The book describes how Africa’s domesticated plants and animals — loaded onto the ships for the voyages — proved remarkably well-suited to the New World’s tropical environment. When some ships arrived with excess provisions, the first generations of New World Africans used these opportunities to plant familiar grains and root crops.  

“These humble plots became, in effect, the botanical gardens of the Atlantic world’s dispossessed,” Carney said. “It was here that plantation owners and European naturalists discovered African crops with which they had no previous familiarity.” Before long, Carney added, enslaved female cooks were stealthily introducing African foods to the planters’ tables.  

“In the Shadow of Slavery,” written by Carney and her husband, Richard Rosomoff, is a co-winner of the $25,000 Douglass prize, along with a book written by Siddharth Kara, Harvard University's fellow on human trafficking. Presented by Yale University’s Gilder Lehrman Center for the Study of Slavery, Resistance and Abolition and by the Gilder Lehrman Institute of American History, the Douglass award is the most generous history prize in the field and is given for the best book written in English on slavery or abolition.  

It’s somehow fitting that Carney — whose previous book was “Black Rice: The African Origins of Rice Cultivation in the Americas” (Harvard University Press, 2001) — would win a prize for a book on food.  

“I always had an interest in agronomy, or food systems. That was my original interest in graduate school, and it remains my principal interest — how people in very different environments and in different cultures across the world have met their subsistence needs for food,” she said. “I also had a real interest in understanding the issue of hunger and why it is that some parts of the world are hungry.”  

Peek into Carney’s background and you can easily understand her interest. Her father died of a heart attack at age 39, leaving her immigrant mother with five children under the age of 6. The family got by on welfare and Carney’s father’s social security checks, but there were times when they didn’t have enough to eat.

As the oldest child, Carney recalled wanting to deliver her family from poverty. She studied hard at school and was thrilled to receive a scholarship to Michigan State University. But just a month later, she received devastating news — her mother was diagnosed with cancer. Three months later, her mother died.  

Carney, just 18 at the time, was ready to abandon her education to fight for custody of her brothers, who had been placed in an orphanage. (Her sister had already been placed with a family.) But the judge refused her request.  

“I remember him saying to me, ‘It’s a wonderful thing you want to do, but this is an opportunity that very few people get — a scholarship to college. And I want you to take advantage of it,’ ” Carney recalled. “It seemed so mean at the time, and I thought society was so harsh, but now I wish I could write him and thank him. He did me a favor.”

Carney graduated with a B.A. from Michigan State University and went on to receive master’s and Ph.D. degrees in geography from UC Berkeley. In 1988, she joined UCLA’s Department of Geography as an assistant professor, where she’s remained ever since. She’s currently researching 17th- and 18th-century plants in Central Baja that were cultivated by Jesuit missionaries to produce the wine they used during the celebration of Mass.  

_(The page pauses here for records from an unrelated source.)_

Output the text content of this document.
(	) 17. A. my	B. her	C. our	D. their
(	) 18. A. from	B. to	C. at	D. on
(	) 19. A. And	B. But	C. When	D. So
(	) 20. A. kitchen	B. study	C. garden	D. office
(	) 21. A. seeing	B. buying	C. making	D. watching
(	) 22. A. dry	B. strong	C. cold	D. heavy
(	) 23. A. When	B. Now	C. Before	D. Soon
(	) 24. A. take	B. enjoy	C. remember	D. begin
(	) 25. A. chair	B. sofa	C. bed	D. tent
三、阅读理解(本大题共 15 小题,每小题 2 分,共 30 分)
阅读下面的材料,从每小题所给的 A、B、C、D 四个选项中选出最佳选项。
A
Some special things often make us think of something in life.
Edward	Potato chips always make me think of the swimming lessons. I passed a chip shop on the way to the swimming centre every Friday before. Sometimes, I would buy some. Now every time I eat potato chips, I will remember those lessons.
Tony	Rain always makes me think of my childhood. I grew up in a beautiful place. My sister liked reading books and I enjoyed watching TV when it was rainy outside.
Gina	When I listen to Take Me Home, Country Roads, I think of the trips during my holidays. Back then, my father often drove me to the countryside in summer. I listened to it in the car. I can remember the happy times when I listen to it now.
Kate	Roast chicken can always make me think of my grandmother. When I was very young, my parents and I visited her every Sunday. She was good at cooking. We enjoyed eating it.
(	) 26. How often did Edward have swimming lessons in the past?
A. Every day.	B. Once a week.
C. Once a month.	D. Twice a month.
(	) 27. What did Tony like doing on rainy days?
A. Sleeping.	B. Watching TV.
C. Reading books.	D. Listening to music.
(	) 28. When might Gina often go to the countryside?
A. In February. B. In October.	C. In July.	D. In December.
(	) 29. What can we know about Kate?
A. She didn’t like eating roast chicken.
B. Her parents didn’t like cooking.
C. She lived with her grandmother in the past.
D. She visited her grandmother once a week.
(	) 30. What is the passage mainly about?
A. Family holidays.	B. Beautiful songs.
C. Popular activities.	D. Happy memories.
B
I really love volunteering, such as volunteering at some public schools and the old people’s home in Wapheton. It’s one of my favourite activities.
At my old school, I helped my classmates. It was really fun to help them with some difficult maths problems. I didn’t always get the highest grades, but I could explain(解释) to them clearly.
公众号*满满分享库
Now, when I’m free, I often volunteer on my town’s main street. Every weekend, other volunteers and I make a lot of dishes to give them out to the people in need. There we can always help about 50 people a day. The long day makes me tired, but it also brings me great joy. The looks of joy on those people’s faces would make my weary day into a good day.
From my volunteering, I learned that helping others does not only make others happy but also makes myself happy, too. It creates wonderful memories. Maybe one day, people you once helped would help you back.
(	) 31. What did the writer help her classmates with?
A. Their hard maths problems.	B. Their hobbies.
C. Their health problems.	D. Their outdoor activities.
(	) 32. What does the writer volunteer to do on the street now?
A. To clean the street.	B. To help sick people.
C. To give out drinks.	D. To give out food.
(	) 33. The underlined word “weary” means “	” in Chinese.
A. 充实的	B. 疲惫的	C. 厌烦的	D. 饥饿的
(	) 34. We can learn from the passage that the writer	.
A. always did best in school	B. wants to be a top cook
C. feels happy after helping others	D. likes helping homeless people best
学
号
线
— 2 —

“I started from a very naive perspective, but the quest and the questions took me in so many interesting directions and into so many different parts of the world,” Carney said. “I’ve been privileged to have experienced so many poor, but dignified, people in my life, and that has just moved me profoundly, to the degree that I can tell a story that merits broader understanding.  

“It’s a story of peace and reconciliation and hope for us all that we can talk about things that have been so wrong and painful in the past.”